For some/many people rising inequality, especially inequality of wealth, especially betweeen north and south, has worked really well, and they support its rise wholeheartedly.

Sure if the alternative, like for many today, is between the prospect of small speculative gains or good socialdemocratic arrangements, many will choose the latter.

Thus the vast popularity of Corbyn among all those that have little prospect of massive speculative capital gains in the future and have lost all the advantages of socialdemocracy.

Blissex

«Support for predistribution Blissex explained is reaching it's limit, ... Show people another world is possible.»

We can hope, but there is the entirely plausible possibility that while reaching its limits, thatcherite redistribution will not be undone/unwound, but will simply stall, having reached a plateau rather than a peak.

That is, the low wage/high rent model is here to stay, even if southern house prices won't double every 7-10 years, and wages will continue to drop but more slowly.

But there are some signs that segments of the elite think that once the machine of doubling property prices has been running for a while it cannot be stopped easily, and a catastrophic collapse will happen.

That is my impression is that they reckon that:

* the economy of the south-east is almost entirely based on the debt-collateral spiral of higher debt and higher property prices, and when that breaks the economy of the south-east will go the way of that of Tyneside or Merseyside;

* when the thatcherite private debt bubble implodes for the last time, only the economy of the inner, not outer, M25 area can be saved, thanks to it becoming (even more of) an international money laundering centre and safe haven for foreign nasties, the "Dubai" option.

rayward

In The Captured Economy, Brink Lindsey and Steven Teles argue that regressive government regulations are responsible for the high level of inequality, and that regressive government regulations are responsible for the financialization of the economy which in turn contributes to inequality.

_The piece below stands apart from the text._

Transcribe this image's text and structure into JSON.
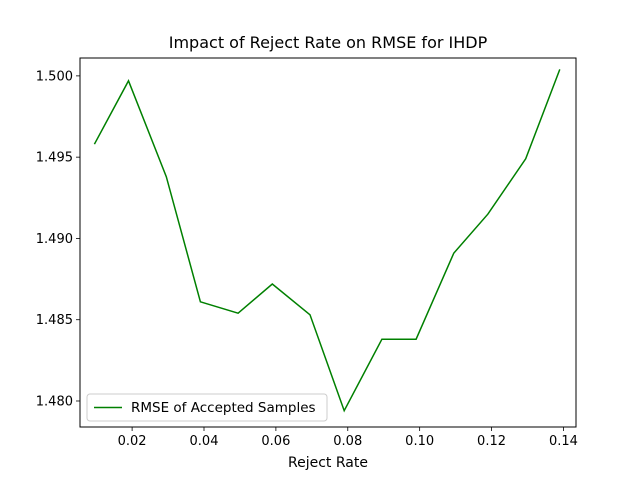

Of course, the authors have it backwards: the high level of inequality contributes to the financialization of the economy (the concentration of wealth creates the need for more, and more complex, financial assets in the quest for a better return). Is it any wonder that ordinary people are ambivalent (and confused) about inequality when they are presented with such arguments.

Stephen Haust

Looks like we still need some one-armed
economists, don't we?

Billikin

Looking at history, there is no reason, as far as I can tell, that massively unequal, or caste societies cannot persist for centuries. On a large scale consider India, on a small scale consider the Natchez tribe in America, with four castes: Suns (the rulers), Nobles, Honorables, and Stinkers (the bottom half). That is why I fear that service economies may become servant economies. As cities become gentrified, where will the workers live? Downstairs?

The Democratic Zeitgeist of the last two centuries seems to be fragile. To many people, the rich are not only different from everybody else, they are better, perhaps genetically superior.